Another thing that should be avoided to promote a restful night of sleep is alcohol. Alcohol before bed increases symptoms of sleep apnea, snoring, and irregular sleep patterns.
Now on to the good stuff, what sleep aids are beneficial to sleep? There are several supplements that can relax you and help you fall asleep including: glycine, magnesium, L-theanine, and lavender. Chief among these supplements however is melatonin.
Melatonin is a hormone that encourages sleep in our body. It is a rather useful supplement that has proven affects. In one study, it was found that 2 mgs of melatonin before bed leads to a better quality of sleep during the night and a feeling of being well rested and more energized in the morning. Melatonin can also help you fall asleep faster.
In most places’ melatonin is an over the counter drug, that can be acquired at nearly any store/supermarket.
Perfect Your Sleep Environment
Another way to improve your quality of sleep is to make sure that you are sleeping in optimal conditions. This means that you are sleeping in a cooler environment that is both soothing and relaxing. It also means that you have quality sheets and blankets, and a set of good pillows, all adorning a comfortable mattress.
By setting your room to a cooler temperature when you sleep, you are allowing your body to utilize less energy while sleeping. Our body’s temperature naturally drops during bedtime so by facilitating that process, you encourage your body to fall asleep sooner and more deeply.
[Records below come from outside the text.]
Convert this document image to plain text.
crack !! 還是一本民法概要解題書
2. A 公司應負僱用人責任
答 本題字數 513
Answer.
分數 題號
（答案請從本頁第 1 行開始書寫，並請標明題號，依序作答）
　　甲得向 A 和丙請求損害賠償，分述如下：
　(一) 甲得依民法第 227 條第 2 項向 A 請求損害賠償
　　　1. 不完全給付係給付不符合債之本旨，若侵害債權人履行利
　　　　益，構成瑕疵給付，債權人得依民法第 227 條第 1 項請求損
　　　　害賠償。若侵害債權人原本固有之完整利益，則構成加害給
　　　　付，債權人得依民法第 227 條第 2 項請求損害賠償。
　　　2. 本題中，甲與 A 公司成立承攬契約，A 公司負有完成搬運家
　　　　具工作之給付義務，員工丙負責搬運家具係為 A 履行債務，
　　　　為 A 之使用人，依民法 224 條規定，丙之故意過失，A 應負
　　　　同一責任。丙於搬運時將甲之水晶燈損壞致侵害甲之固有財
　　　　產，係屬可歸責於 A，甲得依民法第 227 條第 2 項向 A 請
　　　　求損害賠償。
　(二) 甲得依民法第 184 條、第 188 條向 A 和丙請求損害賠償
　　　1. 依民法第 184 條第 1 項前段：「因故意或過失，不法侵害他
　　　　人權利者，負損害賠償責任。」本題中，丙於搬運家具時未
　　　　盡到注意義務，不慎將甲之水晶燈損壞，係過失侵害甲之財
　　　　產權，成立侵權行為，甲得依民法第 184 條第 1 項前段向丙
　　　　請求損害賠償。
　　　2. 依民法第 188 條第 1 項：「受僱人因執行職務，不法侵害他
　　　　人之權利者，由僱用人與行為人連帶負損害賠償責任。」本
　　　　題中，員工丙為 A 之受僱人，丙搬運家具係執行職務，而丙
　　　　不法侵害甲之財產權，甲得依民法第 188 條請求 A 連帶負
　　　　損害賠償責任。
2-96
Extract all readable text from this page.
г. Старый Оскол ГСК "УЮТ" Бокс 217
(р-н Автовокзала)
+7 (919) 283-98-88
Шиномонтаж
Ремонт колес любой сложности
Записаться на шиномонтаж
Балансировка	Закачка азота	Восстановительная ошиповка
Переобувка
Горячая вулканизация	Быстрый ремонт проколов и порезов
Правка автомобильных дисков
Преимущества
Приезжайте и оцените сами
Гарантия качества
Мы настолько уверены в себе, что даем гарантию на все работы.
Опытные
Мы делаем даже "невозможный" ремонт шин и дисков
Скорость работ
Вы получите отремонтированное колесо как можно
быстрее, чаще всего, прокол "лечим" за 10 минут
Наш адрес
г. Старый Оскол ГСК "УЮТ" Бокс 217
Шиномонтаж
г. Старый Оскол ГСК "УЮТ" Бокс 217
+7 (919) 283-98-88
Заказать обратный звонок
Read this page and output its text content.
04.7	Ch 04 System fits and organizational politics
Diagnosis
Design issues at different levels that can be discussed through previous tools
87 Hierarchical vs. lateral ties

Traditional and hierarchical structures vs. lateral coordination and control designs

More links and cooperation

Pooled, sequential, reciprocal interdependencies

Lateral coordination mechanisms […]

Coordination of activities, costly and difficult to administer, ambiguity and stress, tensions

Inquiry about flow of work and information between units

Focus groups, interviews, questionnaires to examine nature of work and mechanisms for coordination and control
Having a good set of sheets, blankets, and pillows should be a no brainer when it comes to getting high quality sleep. Being equipped with these things are vital to ensuring your comfort. The goal is to combat anything that would detract from your overall sleep experience and having materials on your bed that may make you uncomfortable will impede you from getting a good night’s rest.
The same goes for your mattress. You want to make sure that you have a mattress that is complementary to your body. Make sure that you have something supportive that does not irritate the normal pressure points on a human’s body. You also want to be attentive to the positioning of your spine while you sleep as to detract from additional discomforts. If your mattress is not the best, there are several memory foam and mattress cover products you can purchase and put over your bed to increase its comfort level.
As a general rule of thumb, make sure your pillows are not overused meaning flat and lacking buoyancy. And on average, you should be changing your sheets every two weeks to ensure freshness, and that wonderful crisp feeling you get when laying in a clean and inviting bed.
Take Your Clothes Off
Lastly, to ensure a better quality of sleep, I encourage you to take your clothes off. At first glance this one is obviously a little racy however, there is science and logic behind this tip as well. Sleeping in a cool environment not only helps you sleep better, but it also has a multitude of other health benefits that include: anti-aging, increased melatonin levels, weight loss, enhanced mood, and reduced stress.
Sleeping while naked will improve your body temperature regulation allowing your body to cool down during bedtime. Having a lower body temperature during sleep will help you fall asleep quicker and easier.
Good quality sleep is all about being comfortable. By doing what is outlined in this post you will be intentionally helping yourself get a good night’s rest. A good night of deep sleep is invaluable. Having such sleep continually improves your immune system, prevents weight gain, improves memory, and increases productivity and overall mood.
Health is wealth, so ensure your wealth and your legacy by making sure that you are getting a good night’s sleep regularly. Good sleep is not a luxury, it is for you too, and I hope you start taking advantage of it every night.